Envision proves BESS fire resilience in CSA-certified test

China’s Envision Energy has successfully concluded a full-scale burn test of its smart‑trading ESS system under the rigorous CSA C800 protocol. Conducted under the supervision of the Canadian Standards Association (CSA), North American fire protection engineers (FPE), its strategic client, and CSA’s on-site observers, this trial mimicked a real-world station scenario – with four 5 MWh cabinets charged to 100 % SOC, packed tightly (only 5 cm apart), and no fire suppression intervention.
This closely spaced arrangement significantly escalated the risk of thermal propagation. Cabinet A was deliberately ignited – accelerated via forced heating and stripped insulation – and reached 1,297 °C after 6 hours and 32 minutes, igniting a controlled blaze that persisted for over 49 hours. Manwhile, cabinets B, C and D stayed nearly unaffected: their battery temperatures remained at 35–44 °C, well below critical thresholds. Post-test inspections confirmed no structural deformation or systemic propagation, with sealing intact and smoke fully captured and safely processed.
Envision attributes this success to its layered safety architecture – cell‑pack‑system integration, high‑safety cells from Envision Power, thermal runaway early-warning and pack-level fire control systems. The test not only validates asset containment under extreme conditions but also quantifies risks -paving the way for insurance readiness and commercial acceleration.
Envision is not alone. Several major players have recently released comparative burn test data. Sungrow conducted a 20 MWh liquid‑cooled BESS burn test under DNV oversight, with four 5 MWh cabinets tightly arranged—with no fire spread observed.
Prevalon Energy reported completion of a 6 MWh CSA TS‑800 large-scale fire test (back-to-back, side-by-side), also showing strong fire containment. Hithium, Canadian Solar, and Fluence have each conducted large‑scale fire testing, with cabinets enduring over 48 hours at >1,000 °C without propagation.
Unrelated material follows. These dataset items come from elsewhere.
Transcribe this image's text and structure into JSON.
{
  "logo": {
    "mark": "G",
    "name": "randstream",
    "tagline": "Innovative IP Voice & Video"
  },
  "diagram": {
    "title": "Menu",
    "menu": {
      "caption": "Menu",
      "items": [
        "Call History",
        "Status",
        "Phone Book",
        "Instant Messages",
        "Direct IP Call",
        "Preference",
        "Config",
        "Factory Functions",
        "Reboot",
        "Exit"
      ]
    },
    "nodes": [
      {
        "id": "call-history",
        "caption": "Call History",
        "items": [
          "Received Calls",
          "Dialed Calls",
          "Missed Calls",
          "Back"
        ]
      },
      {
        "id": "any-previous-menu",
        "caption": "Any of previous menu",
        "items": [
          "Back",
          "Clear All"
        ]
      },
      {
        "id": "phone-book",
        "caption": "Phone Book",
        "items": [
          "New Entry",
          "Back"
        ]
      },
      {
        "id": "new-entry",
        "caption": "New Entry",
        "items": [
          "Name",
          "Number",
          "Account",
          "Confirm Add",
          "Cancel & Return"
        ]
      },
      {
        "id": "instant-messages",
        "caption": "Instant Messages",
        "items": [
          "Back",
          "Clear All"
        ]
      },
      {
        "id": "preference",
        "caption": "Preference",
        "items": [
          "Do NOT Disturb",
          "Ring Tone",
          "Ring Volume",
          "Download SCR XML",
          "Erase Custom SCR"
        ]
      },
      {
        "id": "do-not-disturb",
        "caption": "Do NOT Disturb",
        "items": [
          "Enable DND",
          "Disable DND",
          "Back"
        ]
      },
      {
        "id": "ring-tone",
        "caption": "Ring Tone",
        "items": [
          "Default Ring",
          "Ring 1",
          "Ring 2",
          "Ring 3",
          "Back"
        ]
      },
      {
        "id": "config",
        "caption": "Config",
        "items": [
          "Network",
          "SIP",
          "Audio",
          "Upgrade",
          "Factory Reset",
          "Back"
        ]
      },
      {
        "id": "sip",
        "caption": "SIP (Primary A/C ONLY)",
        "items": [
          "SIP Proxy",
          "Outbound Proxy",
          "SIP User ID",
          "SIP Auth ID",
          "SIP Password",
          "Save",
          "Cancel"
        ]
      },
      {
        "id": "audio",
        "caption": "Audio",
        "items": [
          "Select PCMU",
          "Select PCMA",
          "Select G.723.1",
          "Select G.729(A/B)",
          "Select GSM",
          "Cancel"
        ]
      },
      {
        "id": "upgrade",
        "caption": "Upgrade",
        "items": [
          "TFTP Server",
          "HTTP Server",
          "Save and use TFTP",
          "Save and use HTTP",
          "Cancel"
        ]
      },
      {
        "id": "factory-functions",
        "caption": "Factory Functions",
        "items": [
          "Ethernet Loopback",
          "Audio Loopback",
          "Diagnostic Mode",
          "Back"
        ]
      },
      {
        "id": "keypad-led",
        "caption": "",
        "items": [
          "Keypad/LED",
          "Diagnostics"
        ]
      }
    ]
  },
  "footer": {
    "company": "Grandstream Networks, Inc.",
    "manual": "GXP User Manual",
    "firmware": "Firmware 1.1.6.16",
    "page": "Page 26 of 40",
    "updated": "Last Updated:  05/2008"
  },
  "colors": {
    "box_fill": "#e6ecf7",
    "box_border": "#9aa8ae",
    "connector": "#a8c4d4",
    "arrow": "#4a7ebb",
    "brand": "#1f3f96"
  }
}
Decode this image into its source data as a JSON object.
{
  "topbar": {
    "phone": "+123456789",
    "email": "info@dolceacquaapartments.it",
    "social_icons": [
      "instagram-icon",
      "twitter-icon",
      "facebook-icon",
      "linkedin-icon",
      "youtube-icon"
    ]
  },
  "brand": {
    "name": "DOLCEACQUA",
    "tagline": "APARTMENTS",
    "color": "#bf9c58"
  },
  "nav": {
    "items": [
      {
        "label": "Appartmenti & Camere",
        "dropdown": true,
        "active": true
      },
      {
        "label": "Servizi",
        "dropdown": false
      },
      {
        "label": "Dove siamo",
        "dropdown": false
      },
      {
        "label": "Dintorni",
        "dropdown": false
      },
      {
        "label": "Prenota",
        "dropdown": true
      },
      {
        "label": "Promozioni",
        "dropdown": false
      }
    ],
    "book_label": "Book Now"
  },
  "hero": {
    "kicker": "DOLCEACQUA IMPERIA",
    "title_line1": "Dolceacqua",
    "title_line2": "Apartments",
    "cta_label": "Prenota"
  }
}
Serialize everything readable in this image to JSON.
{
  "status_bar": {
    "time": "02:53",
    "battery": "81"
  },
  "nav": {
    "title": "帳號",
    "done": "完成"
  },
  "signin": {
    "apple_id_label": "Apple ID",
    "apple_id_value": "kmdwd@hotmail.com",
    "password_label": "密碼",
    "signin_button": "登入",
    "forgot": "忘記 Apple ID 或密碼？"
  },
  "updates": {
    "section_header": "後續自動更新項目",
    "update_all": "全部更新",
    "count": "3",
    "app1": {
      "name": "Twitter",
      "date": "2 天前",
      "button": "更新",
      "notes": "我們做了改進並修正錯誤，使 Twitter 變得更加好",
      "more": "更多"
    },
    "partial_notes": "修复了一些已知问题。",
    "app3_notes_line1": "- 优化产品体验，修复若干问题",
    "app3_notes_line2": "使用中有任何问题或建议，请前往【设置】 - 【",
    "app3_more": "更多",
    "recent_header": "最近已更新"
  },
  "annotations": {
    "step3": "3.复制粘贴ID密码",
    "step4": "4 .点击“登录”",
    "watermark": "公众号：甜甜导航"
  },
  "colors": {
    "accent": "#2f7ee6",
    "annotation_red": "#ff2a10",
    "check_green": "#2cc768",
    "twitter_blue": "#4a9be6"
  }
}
These burn tests reflect an accelerating trend towards extreme safety validation in the ESS sector. Rigorous protocols like CSA TS‑800/C800 and UL 9540A are increasingly becoming prerequisites for market acceptance, insurance coverage, and large-scale deployment. Vendors are investing millions—not only to bolster technical credibility but also to rebuild confidence in a sector challenged by high-profile fires.
As BESS capacity scales globally, such transparent, worst-case safety benchmarking is poised to become the hallmark of leading companies—and likely a regulatory requirement in the shift from price competition to safety leadership.